Those opposed to Maules Creek have misled the community with falsehoods, which they’ve perpetuated with a well-organised and relentless campaign funded by radical environmental groups to disrupt our project. They have intimidated our workforce, damaged our property and on occasions, put lives at risk. Again, many thousands of taxpayer dollars have been spent by the NSW Police whose limited resources have been diverted to Maules Creek time and again to maintain law and order and ensure that no one gets seriously hurt.

We’ve gone through all of this, as many locals will know, to build a coal mine in a residual State Forest that has been heavily logged by contractors to the State Government for decades; and an area that has been properly found over ten years ago to be suitable for only two future land uses: more logging, or mining.

And of course the Maules Creek mine, far from destroying the Gunnedah Basin, is providing an enormous economic stimulus to the region through the creation of hundreds of jobs. Thousands more will benefit indirectly from the wider prosperity the mine will deliver to the region. We are particularly proud of the fact, frequently not reported or acknowledged, that the Maules Creek workforce is already 16 per cent Aboriginal.

Mr Spark won’t acknowledge any of this, because Mr Spark hates coal mining, and he’ll say anything to stop it dead in this State. He doesn’t have a viable alternative plan to provide energy security. He doesn’t care if your power bills triple or quadruple. He doesn’t have a plan for giving young people training, jobs and a future in our community.

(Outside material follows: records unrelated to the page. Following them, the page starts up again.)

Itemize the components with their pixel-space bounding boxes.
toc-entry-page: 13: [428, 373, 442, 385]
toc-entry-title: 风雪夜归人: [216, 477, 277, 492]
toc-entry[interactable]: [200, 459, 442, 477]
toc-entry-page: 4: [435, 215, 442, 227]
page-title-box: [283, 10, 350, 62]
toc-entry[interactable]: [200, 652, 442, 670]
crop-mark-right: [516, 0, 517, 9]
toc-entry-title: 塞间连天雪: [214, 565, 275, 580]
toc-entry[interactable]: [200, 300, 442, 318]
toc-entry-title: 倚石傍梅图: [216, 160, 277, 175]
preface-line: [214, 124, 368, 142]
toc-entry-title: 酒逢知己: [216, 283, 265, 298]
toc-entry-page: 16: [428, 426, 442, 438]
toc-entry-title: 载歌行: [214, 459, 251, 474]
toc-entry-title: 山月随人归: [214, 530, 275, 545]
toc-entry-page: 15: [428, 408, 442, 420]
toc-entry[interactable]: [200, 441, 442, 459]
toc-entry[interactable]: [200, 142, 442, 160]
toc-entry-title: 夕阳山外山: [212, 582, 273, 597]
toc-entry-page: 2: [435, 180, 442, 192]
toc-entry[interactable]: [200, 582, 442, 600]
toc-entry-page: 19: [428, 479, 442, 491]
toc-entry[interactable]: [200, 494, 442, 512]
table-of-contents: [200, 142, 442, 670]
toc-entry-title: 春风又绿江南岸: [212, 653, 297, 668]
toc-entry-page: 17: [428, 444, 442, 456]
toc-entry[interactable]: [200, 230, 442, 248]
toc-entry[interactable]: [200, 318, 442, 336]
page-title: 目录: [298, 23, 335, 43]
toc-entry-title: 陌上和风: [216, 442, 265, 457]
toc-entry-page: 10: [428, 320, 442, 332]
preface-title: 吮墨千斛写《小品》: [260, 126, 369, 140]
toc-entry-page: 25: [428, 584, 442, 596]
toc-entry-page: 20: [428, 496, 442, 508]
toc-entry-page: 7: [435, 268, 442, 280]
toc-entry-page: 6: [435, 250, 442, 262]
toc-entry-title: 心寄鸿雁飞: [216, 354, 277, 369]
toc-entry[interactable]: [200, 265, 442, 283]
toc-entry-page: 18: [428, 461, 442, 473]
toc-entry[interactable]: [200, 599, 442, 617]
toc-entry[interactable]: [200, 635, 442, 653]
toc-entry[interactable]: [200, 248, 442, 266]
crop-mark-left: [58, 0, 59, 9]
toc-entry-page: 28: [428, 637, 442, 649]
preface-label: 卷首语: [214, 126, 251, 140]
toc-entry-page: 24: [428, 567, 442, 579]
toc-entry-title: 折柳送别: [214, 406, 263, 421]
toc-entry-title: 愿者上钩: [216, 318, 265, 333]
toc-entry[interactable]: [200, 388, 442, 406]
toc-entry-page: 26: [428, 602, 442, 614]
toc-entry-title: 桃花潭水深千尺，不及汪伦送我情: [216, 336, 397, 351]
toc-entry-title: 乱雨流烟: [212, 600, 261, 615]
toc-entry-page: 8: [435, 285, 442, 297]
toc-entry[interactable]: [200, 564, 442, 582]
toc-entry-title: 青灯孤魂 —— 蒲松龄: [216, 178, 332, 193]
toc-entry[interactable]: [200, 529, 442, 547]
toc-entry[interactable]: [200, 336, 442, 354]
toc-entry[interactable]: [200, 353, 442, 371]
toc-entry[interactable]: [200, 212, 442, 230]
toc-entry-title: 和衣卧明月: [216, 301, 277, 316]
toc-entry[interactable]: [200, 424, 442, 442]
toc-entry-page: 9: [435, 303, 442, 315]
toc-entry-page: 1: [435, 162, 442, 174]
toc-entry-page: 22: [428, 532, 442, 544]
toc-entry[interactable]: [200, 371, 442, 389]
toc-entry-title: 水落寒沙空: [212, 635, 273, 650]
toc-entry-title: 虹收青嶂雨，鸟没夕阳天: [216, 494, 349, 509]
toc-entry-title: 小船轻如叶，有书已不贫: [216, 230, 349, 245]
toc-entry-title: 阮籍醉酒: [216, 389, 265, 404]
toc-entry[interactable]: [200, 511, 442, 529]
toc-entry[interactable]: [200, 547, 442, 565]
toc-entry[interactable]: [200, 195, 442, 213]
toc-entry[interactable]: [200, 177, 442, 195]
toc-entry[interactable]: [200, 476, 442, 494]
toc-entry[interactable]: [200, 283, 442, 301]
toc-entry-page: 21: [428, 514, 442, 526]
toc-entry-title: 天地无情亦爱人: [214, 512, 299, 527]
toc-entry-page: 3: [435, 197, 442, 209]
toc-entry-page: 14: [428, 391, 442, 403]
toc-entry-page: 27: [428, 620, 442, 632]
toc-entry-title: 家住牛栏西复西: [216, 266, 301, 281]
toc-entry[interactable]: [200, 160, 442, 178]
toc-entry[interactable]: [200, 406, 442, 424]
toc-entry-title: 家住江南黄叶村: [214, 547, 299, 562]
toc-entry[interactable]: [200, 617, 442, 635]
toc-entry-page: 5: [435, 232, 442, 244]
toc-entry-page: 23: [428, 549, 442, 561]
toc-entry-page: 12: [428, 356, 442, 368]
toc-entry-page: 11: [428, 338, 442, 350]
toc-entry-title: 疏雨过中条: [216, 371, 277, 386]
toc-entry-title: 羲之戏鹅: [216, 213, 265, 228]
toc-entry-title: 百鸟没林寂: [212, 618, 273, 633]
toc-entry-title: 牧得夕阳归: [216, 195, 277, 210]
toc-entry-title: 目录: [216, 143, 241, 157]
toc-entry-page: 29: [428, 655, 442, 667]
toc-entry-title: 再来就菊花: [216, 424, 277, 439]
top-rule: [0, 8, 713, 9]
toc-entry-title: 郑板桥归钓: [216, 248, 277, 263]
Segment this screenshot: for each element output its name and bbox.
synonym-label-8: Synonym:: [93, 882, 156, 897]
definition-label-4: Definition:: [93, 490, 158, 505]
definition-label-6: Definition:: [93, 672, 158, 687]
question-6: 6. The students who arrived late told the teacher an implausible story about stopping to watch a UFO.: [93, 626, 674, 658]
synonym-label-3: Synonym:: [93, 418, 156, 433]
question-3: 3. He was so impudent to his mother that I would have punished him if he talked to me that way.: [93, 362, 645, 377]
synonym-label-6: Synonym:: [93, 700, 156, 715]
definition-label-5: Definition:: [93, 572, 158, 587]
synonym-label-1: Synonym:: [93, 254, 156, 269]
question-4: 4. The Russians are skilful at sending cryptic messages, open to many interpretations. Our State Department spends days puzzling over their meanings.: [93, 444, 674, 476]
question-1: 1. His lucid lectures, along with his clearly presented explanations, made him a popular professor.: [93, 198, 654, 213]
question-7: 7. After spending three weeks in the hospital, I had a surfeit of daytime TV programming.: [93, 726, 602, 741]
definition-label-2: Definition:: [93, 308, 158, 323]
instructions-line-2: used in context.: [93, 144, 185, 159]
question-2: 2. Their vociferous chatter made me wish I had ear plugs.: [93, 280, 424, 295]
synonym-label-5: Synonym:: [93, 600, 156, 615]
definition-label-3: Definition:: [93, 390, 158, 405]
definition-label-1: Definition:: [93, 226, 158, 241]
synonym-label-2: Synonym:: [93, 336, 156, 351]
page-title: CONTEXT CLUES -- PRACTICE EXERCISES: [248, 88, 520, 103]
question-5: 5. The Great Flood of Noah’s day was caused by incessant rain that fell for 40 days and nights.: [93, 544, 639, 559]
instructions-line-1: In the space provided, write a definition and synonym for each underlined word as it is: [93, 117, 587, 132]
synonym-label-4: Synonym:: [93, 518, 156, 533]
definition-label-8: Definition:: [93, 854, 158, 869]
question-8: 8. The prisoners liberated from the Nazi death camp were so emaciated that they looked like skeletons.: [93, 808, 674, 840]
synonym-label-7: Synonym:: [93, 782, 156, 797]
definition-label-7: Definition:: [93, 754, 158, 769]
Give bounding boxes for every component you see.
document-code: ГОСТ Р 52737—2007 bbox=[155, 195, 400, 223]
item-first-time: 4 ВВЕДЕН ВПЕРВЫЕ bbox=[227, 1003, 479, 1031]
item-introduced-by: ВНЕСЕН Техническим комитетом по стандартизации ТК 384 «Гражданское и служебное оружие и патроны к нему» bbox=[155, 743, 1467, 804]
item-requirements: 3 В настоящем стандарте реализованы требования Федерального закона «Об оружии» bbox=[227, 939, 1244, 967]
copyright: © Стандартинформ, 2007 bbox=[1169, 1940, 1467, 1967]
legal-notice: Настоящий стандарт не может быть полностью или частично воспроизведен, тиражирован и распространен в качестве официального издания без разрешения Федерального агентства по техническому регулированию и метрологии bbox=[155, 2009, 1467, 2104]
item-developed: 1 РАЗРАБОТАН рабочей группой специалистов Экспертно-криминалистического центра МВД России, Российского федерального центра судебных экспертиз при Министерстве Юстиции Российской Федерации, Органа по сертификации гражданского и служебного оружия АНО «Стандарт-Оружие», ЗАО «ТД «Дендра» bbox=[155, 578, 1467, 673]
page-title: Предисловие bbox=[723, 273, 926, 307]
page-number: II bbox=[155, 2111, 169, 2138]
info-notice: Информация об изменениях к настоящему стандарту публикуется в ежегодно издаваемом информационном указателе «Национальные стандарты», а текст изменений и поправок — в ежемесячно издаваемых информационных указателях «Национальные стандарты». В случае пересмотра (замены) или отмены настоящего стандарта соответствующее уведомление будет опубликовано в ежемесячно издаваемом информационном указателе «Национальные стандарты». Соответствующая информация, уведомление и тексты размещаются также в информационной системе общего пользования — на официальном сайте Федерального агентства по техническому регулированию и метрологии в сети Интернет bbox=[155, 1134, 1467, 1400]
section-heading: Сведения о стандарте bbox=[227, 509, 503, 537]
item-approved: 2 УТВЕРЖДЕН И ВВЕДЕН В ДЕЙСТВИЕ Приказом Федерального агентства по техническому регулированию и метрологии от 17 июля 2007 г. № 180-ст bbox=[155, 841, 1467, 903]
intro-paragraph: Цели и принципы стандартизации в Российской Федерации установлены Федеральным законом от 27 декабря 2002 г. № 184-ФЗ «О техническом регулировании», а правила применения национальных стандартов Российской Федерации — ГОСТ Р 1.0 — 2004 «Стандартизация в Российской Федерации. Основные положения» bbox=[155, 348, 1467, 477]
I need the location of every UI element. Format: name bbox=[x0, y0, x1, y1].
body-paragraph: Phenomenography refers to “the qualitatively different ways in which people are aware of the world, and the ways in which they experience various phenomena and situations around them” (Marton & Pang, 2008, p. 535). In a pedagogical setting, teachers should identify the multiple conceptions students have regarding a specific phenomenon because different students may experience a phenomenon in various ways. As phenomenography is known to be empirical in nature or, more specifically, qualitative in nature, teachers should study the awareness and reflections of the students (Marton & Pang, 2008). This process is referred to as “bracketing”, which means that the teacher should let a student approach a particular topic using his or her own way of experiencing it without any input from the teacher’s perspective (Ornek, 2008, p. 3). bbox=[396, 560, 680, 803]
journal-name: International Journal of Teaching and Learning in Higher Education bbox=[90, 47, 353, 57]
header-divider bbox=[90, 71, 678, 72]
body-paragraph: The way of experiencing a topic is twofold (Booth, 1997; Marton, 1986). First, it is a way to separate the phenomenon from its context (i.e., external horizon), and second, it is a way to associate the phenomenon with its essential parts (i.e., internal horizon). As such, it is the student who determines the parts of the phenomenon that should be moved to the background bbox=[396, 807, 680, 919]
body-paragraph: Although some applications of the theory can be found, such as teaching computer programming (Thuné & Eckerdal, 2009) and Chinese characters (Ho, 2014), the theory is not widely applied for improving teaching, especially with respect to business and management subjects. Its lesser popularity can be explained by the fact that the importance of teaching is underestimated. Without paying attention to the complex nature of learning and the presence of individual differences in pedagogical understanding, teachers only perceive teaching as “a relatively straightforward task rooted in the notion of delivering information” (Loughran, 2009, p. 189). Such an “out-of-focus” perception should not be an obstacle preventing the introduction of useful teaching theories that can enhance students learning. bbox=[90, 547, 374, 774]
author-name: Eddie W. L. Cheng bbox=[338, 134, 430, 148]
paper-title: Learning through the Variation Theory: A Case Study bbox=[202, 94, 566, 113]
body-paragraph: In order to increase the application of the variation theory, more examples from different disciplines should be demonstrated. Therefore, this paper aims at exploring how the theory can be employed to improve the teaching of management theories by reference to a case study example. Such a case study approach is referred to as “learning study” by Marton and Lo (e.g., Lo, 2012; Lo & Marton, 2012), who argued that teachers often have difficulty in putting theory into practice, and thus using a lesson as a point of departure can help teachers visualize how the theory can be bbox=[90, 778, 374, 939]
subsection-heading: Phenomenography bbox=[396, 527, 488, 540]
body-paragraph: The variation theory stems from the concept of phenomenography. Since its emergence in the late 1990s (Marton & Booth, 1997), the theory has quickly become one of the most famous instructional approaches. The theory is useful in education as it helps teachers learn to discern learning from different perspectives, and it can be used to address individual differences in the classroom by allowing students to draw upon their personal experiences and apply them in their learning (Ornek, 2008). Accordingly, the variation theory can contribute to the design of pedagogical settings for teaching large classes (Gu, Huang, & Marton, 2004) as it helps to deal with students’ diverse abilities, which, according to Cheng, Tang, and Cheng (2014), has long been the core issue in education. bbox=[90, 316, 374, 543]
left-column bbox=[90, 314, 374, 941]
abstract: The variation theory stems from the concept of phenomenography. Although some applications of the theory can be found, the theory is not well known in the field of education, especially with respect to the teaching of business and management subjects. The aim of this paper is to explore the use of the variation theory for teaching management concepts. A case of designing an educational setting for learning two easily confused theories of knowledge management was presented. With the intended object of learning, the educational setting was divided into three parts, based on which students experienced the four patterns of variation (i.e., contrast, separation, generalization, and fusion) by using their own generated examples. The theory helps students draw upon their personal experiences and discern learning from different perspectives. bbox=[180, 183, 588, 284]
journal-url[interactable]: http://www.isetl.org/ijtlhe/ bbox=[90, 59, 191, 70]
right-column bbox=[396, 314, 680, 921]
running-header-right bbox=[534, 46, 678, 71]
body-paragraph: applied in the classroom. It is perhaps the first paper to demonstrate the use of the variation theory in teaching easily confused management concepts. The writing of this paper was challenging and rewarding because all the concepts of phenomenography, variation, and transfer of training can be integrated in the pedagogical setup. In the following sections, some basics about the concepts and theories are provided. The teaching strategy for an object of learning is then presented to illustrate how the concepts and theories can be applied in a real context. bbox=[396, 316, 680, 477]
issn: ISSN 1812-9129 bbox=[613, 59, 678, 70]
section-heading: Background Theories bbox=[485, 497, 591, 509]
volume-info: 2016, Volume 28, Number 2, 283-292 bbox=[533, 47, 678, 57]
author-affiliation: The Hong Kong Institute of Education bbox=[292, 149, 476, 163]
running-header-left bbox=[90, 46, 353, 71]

Mr Spark says the approvals process for Maules Creek has been “exposed as seriously flawed”. But that isn’t the case. All of the properly constituted regulatory and legal authorities that have looked at Maules Creek have approved it. Not even the Senate Committee the Greens cooked-up to review the approvals process supported his claims. The Greens had to issue their own minority (dissenting) report.

Mr Spark claims there is “evidence of false information” that was used to support our environmental impact statements and that this was presented “through Kevin Anderson to Government”. But just because Spark reported the existence of this ‘evidence’ as a fact in a letter he wrote to the local MP, doesn’t make it true. And it’s shockingly unfair to Mr Anderson, a week out from election day, to imply he was in possession of ’smoking gun’ evidence. No such evidence exists and the Federal Department of the Environment said as much in 2014 after formally investigating this absurd claim.

The assertion that the Nationals, or any political party, have been captured by the mining lobby is not just a lie, it’s mischievous, because Mr Spark knows that politicians didn’t approve this project, the independent Planning Assessment Commission did. And as anyone who has dealt with this Commission will tell you, the PAC sets the bar high and asks proponents to jump over it repeatedly until it’s satisfied everything stacks up.

Mr Spark says the NSW Environment Minister should come to Maules Creek to check out why 400 people have been arrested there. I’ll save Rob Stokes the trip and tell him it’s because they broke the law.

There is a legitimate debate to be had about climate change and our future sources of energy, including transitioning to cleaner burning coals like the high-quality product being mined at Maules Creek. I would argue that cleaner coal is the best, most pragmatic way to reduce carbon emissions in the short term, while ensuring we can keep the lights on.

Elections ought to bring out the best in us. For all his high-handed comments about people power and democracy, Mr Spark has ignored the one currency that matters: the truth.